By David Goddard. Photography by Shawn Poynter.
Optoelectronics is the study and application of electronic devices that use light. An important key to unlocking the field’s potential is the use of perovskites—materials that have a wide range of uses, are more cost-effective than the purely silicon-based technology of the past, and can be tailor-made from chemical solutions.
That’s where Materials Science and Engineering Assistant Professor Mahshid Ahmadi comes into play. Ahmadi’s research involves designing what are known as organic inorganic halide perovskites (OIHP)—a general term for a class of materials that can be made from combining several different metallic elements such as lead and tin, organic molecules, and halides to form a perovskite structure.
OIHPs are cost-effective due to their solution processability and ease of fabrication; however, other problems exist that must be overcome prior to their widespread adaptation.
“Current OIHPs lack needed stability when used in normal, standard operations,” Ahmadi said. “What I hope to achieve is to study the origin of the instability and how to mitigate it, look at what their chemistry and electrochemistry looks like when they are under operational conditions such as sunlight, and use what we learn from that to better design the next generation of stable OIHPs.”
Ahmadi has identified areas that seem to be among the biggest stumbling blocks facing the development of new OIHPs and the improvement of their long-term performance.
The plan is to use a small robot that can synthesize a large number of OIHP materials at once while using machine learning algorithms. This innovation will improve and increase the rate of discovery of new compositions as well as help optimize their properties.
Gating experiments—processes in which the ionic channels within substances are opened and closed, usually via electrical charge—will then be used to help researchers learn the specific roles ionic chemistry plays in material synthesis.
Similarly, gating experiments will be used to find the role of different ions in OIHPs, how the ions move in operation condition and react with other transport layers in optoelectronic devices, and how to control them. The feedback from this experiment will be used to determine the next combination of OIHPs to be synthesized, with a goal of more stable chemistry.
“We will use advanced microscopy and imaging to help us study and gain a better understanding of a number of different properties including ionic chemistry and electrochemistry involved in developing more stable OIHPs,” Ahmadi said. “Being able to automate the synthesis of materials, rapidly characterize them, and use the knowledge to predict behaviors will pay dividends down the road accelerate discovery as we design new materials.”
Ahmadi’s work has been recognized with a National Science Foundation (NSF) Early CAREER Award, which are given to early-career researchers who have shown great promise or ingenuity.

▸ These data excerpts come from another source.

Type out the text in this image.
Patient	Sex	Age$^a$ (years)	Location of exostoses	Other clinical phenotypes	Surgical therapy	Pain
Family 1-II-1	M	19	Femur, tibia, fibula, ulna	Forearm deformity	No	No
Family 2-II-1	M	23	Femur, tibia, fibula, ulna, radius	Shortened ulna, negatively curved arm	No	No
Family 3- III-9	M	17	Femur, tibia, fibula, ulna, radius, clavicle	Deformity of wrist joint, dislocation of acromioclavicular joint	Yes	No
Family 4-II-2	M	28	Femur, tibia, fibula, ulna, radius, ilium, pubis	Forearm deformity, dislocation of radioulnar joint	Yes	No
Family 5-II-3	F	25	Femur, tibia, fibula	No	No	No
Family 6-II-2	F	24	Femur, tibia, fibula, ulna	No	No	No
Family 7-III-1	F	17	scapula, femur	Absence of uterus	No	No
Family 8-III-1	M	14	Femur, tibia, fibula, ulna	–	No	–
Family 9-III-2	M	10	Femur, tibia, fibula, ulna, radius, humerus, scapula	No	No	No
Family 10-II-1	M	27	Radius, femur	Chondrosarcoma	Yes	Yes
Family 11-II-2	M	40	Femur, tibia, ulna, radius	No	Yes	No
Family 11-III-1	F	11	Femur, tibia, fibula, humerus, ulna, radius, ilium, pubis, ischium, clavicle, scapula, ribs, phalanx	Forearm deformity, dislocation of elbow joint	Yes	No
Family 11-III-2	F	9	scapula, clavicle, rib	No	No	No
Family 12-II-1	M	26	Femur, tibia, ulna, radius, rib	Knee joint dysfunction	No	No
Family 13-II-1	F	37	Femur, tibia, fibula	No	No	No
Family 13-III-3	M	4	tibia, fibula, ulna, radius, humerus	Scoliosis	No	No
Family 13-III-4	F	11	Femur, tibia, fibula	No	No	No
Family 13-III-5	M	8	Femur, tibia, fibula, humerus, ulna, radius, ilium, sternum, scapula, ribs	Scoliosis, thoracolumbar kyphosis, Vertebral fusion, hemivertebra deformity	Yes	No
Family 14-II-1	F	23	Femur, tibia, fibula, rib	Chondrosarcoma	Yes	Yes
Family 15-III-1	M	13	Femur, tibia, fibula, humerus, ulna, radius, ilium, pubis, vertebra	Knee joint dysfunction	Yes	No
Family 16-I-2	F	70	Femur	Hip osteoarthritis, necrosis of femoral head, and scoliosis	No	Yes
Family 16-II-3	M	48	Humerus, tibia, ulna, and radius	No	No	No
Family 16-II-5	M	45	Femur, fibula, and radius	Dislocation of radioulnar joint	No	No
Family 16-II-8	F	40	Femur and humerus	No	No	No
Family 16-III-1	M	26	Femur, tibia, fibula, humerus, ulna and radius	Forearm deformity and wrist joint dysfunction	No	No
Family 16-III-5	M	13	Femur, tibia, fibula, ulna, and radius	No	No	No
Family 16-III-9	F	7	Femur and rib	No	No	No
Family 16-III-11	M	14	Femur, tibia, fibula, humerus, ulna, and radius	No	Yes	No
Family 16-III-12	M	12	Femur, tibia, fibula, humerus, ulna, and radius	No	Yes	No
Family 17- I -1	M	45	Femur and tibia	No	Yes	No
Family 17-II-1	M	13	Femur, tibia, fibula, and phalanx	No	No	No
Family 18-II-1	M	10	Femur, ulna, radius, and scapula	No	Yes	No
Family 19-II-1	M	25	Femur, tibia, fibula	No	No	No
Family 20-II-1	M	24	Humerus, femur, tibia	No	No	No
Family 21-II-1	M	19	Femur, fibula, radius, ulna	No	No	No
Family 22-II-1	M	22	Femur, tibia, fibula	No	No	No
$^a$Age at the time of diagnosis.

“Earning a CAREER award from the NSF is quite an honor, and it reflects well upon both my work and that of my research collaborators,” Ahmadi said. “I look forward to the advancements that will be made possible thanks to this award and the support that comes with it.”
Like all CAREER awards, Ahmadi’s includes a component aimed at undergraduate or pre-college education. Her goal is to increase participation levels in materials science amongst women and historically underrepresented populations and includes projects, outreach efforts, and career mentoring at both high school and college levels.